Israel Serang Target Hizbullah di Lebanon Selatan Meski Ada Kesepakatan Damai
Israel Serang Target Hizbullah di Lebanon Selatan

Militer Israel mengumumkan bahwa mereka telah melancarkan serangan terhadap sejumlah sasaran kelompok Hizbullah di beberapa wilayah di Lebanon selatan pada Jumat, 19 Juni 2026. Tindakan ini terjadi meskipun kesepakatan damai untuk mengakhiri konflik di Timur Tengah diklaim sudah mencakup wilayah Lebanon.

Pernyataan Militer Israel

Dalam keterangan resminya, militer Israel menyatakan bahwa serangan tersebut menargetkan anggota dan infrastruktur milik Hizbullah di berbagai lokasi di Lebanon selatan. “Pada malam hari, pasukan kami menyerang dan terus menyerang target serta infrastruktur Hizbullah di beberapa daerah di Lebanon selatan,” demikian bunyi pernyataan tersebut.

Alasan di Balik Serangan

Israel menegaskan bahwa serangan ini dilakukan sebagai respons atas pelanggaran gencatan senjata yang dilakukan oleh Hizbullah secara berulang kali. Meskipun perjanjian damai telah disepakati, Israel menganggap bahwa Hizbullah tidak mematuhi ketentuan yang ada.

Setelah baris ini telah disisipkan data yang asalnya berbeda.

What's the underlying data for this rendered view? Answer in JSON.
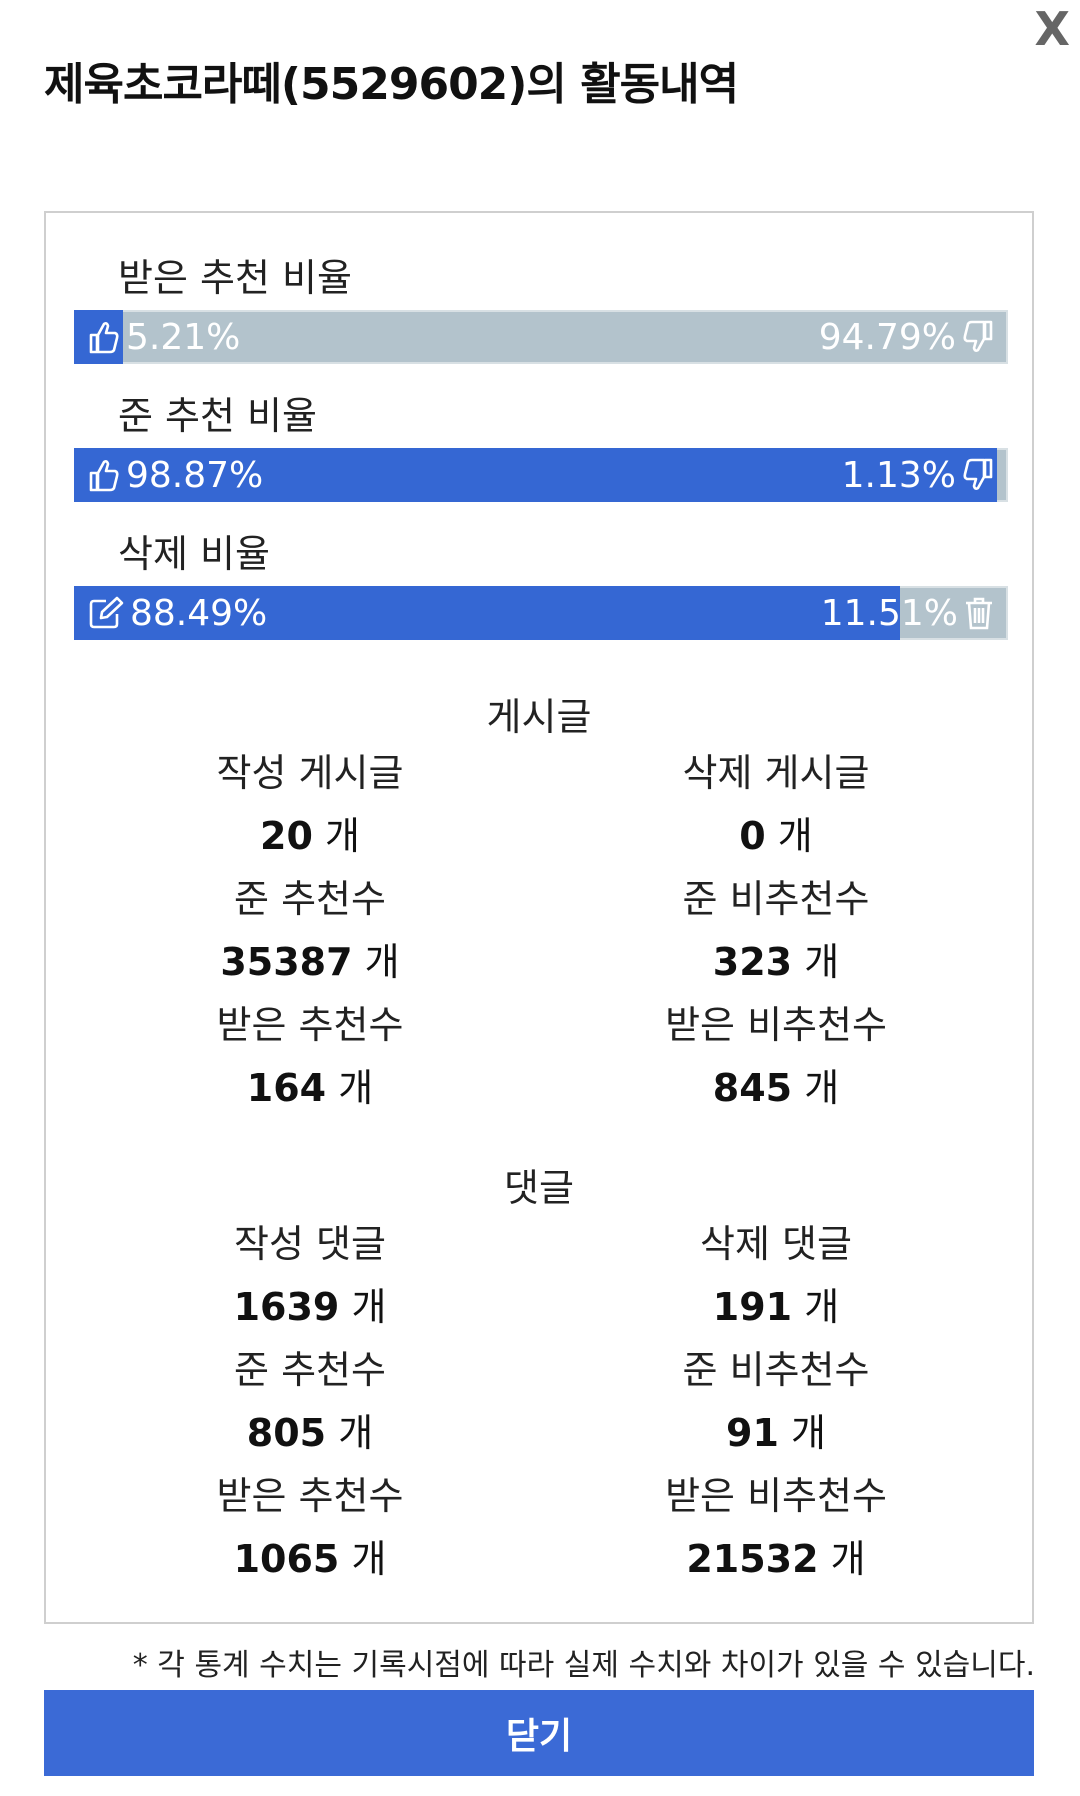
{
  "modal": {
    "close_x": "X",
    "title": "제육초코라떼(5529602)의 활동내역",
    "close_button": "닫기",
    "note": "* 각 통계 수치는 기록시점에 따라 실제 수치와 차이가 있을 수 있습니다."
  },
  "ratios": [
    {
      "label": "받은 추천 비율",
      "left": "5.21%",
      "right": "94.79%",
      "fill": 5.21,
      "left_icon": "thumbs-up-icon",
      "right_icon": "thumbs-down-icon"
    },
    {
      "label": "준 추천 비율",
      "left": "98.87%",
      "right": "1.13%",
      "fill": 98.87,
      "left_icon": "thumbs-up-icon",
      "right_icon": "thumbs-down-icon"
    },
    {
      "label": "삭제 비율",
      "left": "88.49%",
      "right": "11.51%",
      "fill": 88.49,
      "left_icon": "edit-icon",
      "right_icon": "trash-icon"
    }
  ],
  "posts": {
    "title": "게시글",
    "unit": "개",
    "items": [
      {
        "label": "작성 게시글",
        "value": "20"
      },
      {
        "label": "삭제 게시글",
        "value": "0"
      },
      {
        "label": "준 추천수",
        "value": "35387"
      },
      {
        "label": "준 비추천수",
        "value": "323"
      },
      {
        "label": "받은 추천수",
        "value": "164"
      },
      {
        "label": "받은 비추천수",
        "value": "845"
      }
    ]
  },
  "comments": {
    "title": "댓글",
    "unit": "개",
    "items": [
      {
        "label": "작성 댓글",
        "value": "1639"
      },
      {
        "label": "삭제 댓글",
        "value": "191"
      },
      {
        "label": "준 추천수",
        "value": "805"
      },
      {
        "label": "준 비추천수",
        "value": "91"
      },
      {
        "label": "받은 추천수",
        "value": "1065"
      },
      {
        "label": "받은 비추천수",
        "value": "21532"
      }
    ]
  },
  "colors": {
    "bar_fill": "#3567d3",
    "bar_bg": "#b3c3cc",
    "button": "#3b6ad6"
  }
}
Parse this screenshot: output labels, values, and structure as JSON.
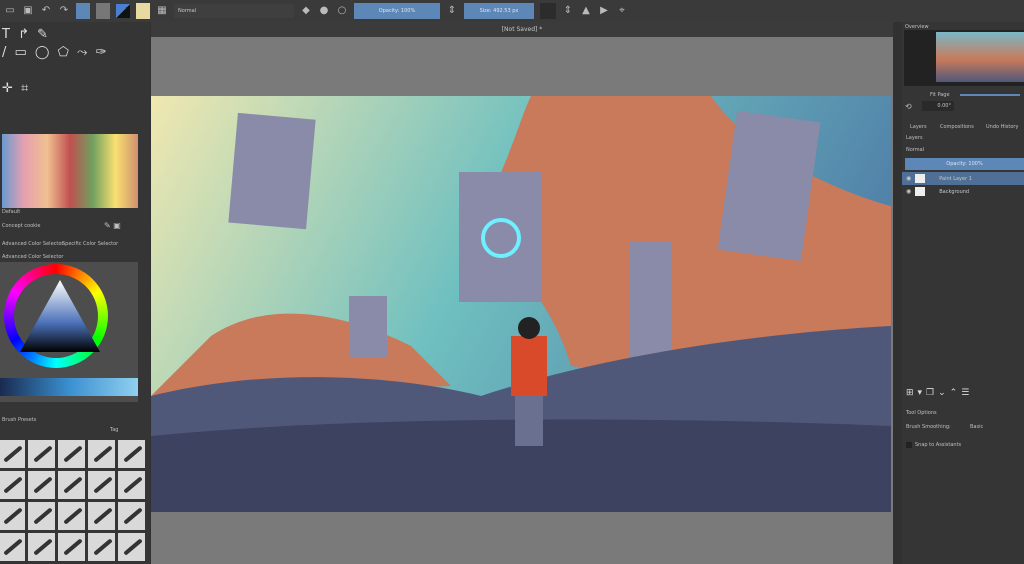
{
  "toolbar": {
    "blend_mode": "Normal",
    "opacity": "Opacity: 100%",
    "size": "Size: 492.53 px"
  },
  "document": {
    "title": "[Not Saved] *"
  },
  "left": {
    "palette_title": "Default",
    "concept_label": "Concept cookie",
    "tabs": [
      "Advanced Color Selector",
      "Specific Color Selector"
    ],
    "color_selector_title": "Advanced Color Selector",
    "presets_title": "Brush Presets",
    "tag_label": "Tag"
  },
  "right": {
    "overview_title": "Overview",
    "fit_page": "Fit Page",
    "rotation": "0.00°",
    "tabs": [
      "Layers",
      "Compositions",
      "Undo History"
    ],
    "layers_title": "Layers",
    "blend_mode": "Normal",
    "opacity": "Opacity: 100%",
    "layers": [
      {
        "name": "Paint Layer 1",
        "selected": true
      },
      {
        "name": "Background",
        "selected": false
      }
    ],
    "tool_options_title": "Tool Options",
    "brush_smoothing_label": "Brush Smoothing:",
    "brush_smoothing_value": "Basic",
    "snap_label": "Snap to Assistants"
  }
}
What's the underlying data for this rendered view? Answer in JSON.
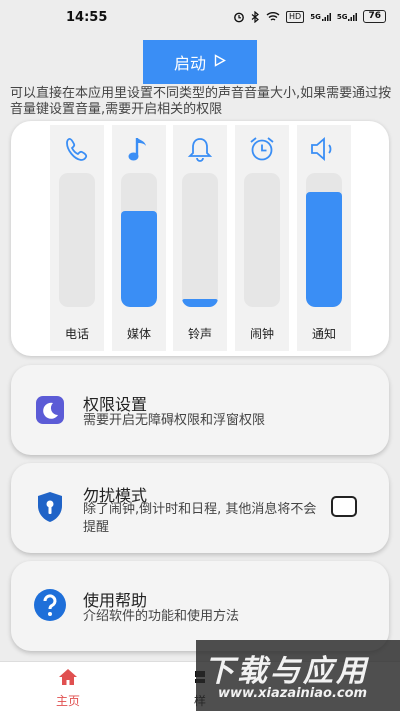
{
  "status_bar": {
    "time": "14:55",
    "hd_label": "HD",
    "signal1": "5G",
    "signal2": "5G",
    "battery": "76"
  },
  "start_button": {
    "label": "启动",
    "icon": "play-icon"
  },
  "intro_text": "可以直接在本应用里设置不同类型的声音音量大小,如果需要通过按音量键设置音量,需要开启相关的权限",
  "volume": {
    "accent_color": "#3a8ef5",
    "channels": [
      {
        "label": "电话",
        "icon": "phone-icon",
        "level": 0.0
      },
      {
        "label": "媒体",
        "icon": "music-note-icon",
        "level": 0.72
      },
      {
        "label": "铃声",
        "icon": "bell-icon",
        "level": 0.06
      },
      {
        "label": "闹钟",
        "icon": "alarm-clock-icon",
        "level": 0.0
      },
      {
        "label": "通知",
        "icon": "speaker-icon",
        "level": 0.86
      }
    ]
  },
  "settings": {
    "permission": {
      "title": "权限设置",
      "desc": "需要开启无障碍权限和浮窗权限",
      "icon": "moon-icon",
      "icon_color": "#5b5bd6"
    },
    "dnd": {
      "title": "勿扰模式",
      "desc": "除了闹钟,倒计时和日程, 其他消息将不会提醒",
      "icon": "shield-icon",
      "icon_color": "#1f63c7",
      "checked": false
    },
    "help": {
      "title": "使用帮助",
      "desc": "介绍软件的功能和使用方法",
      "icon": "question-icon",
      "icon_color": "#1e6fd9"
    }
  },
  "bottom_nav": {
    "home": {
      "label": "主页",
      "icon": "home-icon",
      "active_color": "#e05050"
    },
    "style": {
      "label": "样",
      "icon": "style-icon"
    }
  },
  "watermark": {
    "text": "下载与应用",
    "url": "www.xiazainiao.com"
  }
}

Banner lebar Pickt — aplikasi daftar belanja kolaboratif untuk Telegram

Serangan ini menambah ketegangan di kawasan yang baru saja mulai menunjukkan tanda-tanda perdamaian. Sebelumnya, Amerika Serikat telah meminta Israel untuk menghormati proses perdamaian Timur Tengah yang sedang berlangsung. Namun, Israel tampaknya tetap pada pendiriannya untuk menindak tegas setiap pelanggaran yang dianggap mengancam keamanannya.

Hingga berita ini diturunkan, belum ada tanggapan resmi dari pihak Hizbullah maupun pemerintah Lebanon mengenai serangan terbaru ini. Situasi di perbatasan Israel-Lebanon tetap dalam status siaga tinggi.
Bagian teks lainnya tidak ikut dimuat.